Image Scraping

I wanted to scrape the images of that website: https://example.com/.

To do that I realized that I needed to understand the website architecture.

I found that it has a few regions that you can choose from which is what I want.

I made a list of all the regions by copy pasting URLs:

https://example.com/collections/affiches-auvergne-rhone-alpes
https://example.com/collections/affiches-de-bretagne
https://example.com/collections/affiches-de-paca
https://example.com/collections/affiches-des-hauts-de-france
https://example.com/collections/affiches-occitanie
https://example.com/collections/affiches-de-normandie
https://example.com/collections/affiches-de-nouvelle-aquitaine
https://example.com/collections/affiches-grand-est
https://example.com/collections/affiches-de-bourgogne-franche-comte
https://example.com/collections/affiches-pays-de-la-loire

Each region has about 3 pages so I added the pages selector:

...
    "https://example.com/collections/affiches-pays-de-la-loire",
...
    "https://example.com/collections/affiches-pays-de-la-loire?page=2"
...
    "https://example.com/collections/affiches-pays-de-la-loire?page=3"

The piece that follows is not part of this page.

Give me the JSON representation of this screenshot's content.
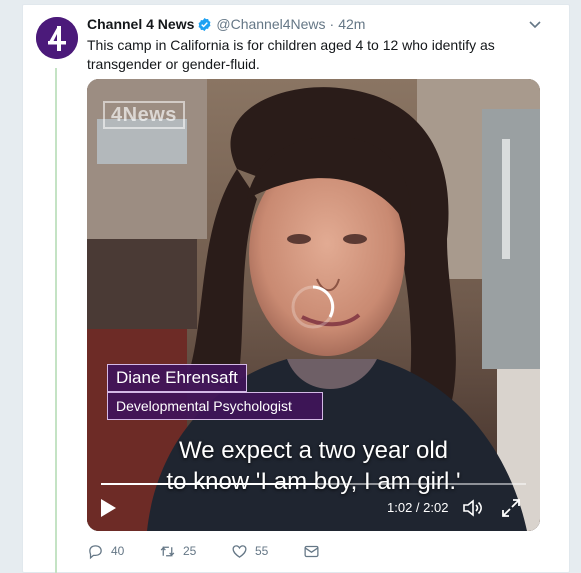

Now I put all that text into a python scraping file that an AI provided:

import requests
from bs4 import BeautifulSoup

# List of pages to scrape
urls = [
    <URLs here>
]

all_links = []

for url in urls:
    print(f"Scraping: {url}")
    response = requests.get(url)
    
    # Check if request succeeded
    if response.status_code != 200:
        print(f"Failed to load {url}")
        continue
    
    soup = BeautifulSoup(response.text, "html.parser")
    
    # Find the div with the specific ID
    product_grid = soup.find("div", id="CollectionProductGrid")
    
    if not product_grid:
        print(f"No 'CollectionProductGrid' found on {url}")
        continue
    
    # Extract all <a> tags inside the div
    links = product_grid.find_all("a", href=True)
    
    for link in links:
        href = link["href"]
        # You can make this absolute if needed
        if href.startswith("/"):
            from urllib.parse import urljoin
            href = urljoin(url, href)
        all_links.append(href)

# Display results
print("\nCollected links:")
for link in all_links:
    print(link)

This program will find all image links over all the links that I’ve provided. And now the first few links look like:

https://example.com/files/image1.jpg?v=1729157116&width=480

https://example.com/files/image2.jpg?v=1726953900&width=480

https://example.com/files/image3.jpg?v=1729157109&width=480

Which is great! There’s a few parameters as you can see, these might cause problems further down the line. However, I’ve found that when you download a picture, it’s always better if you specify width=2048 it always gives you the biggest image possible. So I’ll just replace width=[0-9]{3,4} with width=2048.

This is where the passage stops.